When reading data stored in the MTJ 23, the word line (VWL) is activated for the access transistor 26 to allow a small current to flow through the MTJ 23 between the electrodes 20, 22. A low resistance, as measured by voltage applied on the bit line (VBL) divided by the measured current, is associated with a P orientation between the free and pinned layers 12, 14. A higher resistance is associated with an AP orientation between the free and pinned layers 12, 14. When writing data to the MTJ 23, the gate (G) of the access transistor 26 is activated by activating the word line (VWL).
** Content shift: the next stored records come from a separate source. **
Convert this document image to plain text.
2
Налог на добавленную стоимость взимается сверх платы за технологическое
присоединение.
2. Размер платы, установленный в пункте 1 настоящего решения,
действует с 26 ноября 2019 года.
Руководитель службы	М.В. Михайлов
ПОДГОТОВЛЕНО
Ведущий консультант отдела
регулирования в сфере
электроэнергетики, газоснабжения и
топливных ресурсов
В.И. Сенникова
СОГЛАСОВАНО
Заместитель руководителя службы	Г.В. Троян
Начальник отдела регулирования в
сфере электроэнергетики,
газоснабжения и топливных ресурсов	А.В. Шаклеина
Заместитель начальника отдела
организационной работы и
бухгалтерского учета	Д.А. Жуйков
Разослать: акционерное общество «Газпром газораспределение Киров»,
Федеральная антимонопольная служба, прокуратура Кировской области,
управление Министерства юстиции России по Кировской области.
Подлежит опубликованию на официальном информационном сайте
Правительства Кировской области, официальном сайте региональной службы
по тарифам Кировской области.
A voltage differential between the bit line (VBL) and the source line (VS) is applied. As a result, a write current (I) is generated between the drain (D) and the source (S). If the magnetic orientation is to be changed from AP to P, a write current (IAP-P) flowing from the top electrode 20 to the bottom electrode 22 is generated, which induces a STT at the free layer 12 to change the magnetic orientation of the free layer 12 to P with respect to the pinned layer 14. If the magnetic orientation is to be changed from P to AP, a current (IP-AP) flowing from the bottom electrode 22 to the top electrode 20 is produced, which induces an STT at the free layer 12 to change the magnetic orientation of the free layer 12 to AP with respect to the pinned layer 14.
Regardless of whether the device is provided as a switch or a read/write memory device or to what state the device is changing, a certain amount of current (i.e., power) is required. Power consumption shortens battery life in mobile terminals such as mobile phones and generates waste heat which must be dissipated in all devices. Thus, as noted above, there is a generally desired goal to reduce power consumption in processor based systems that may employ MRAM.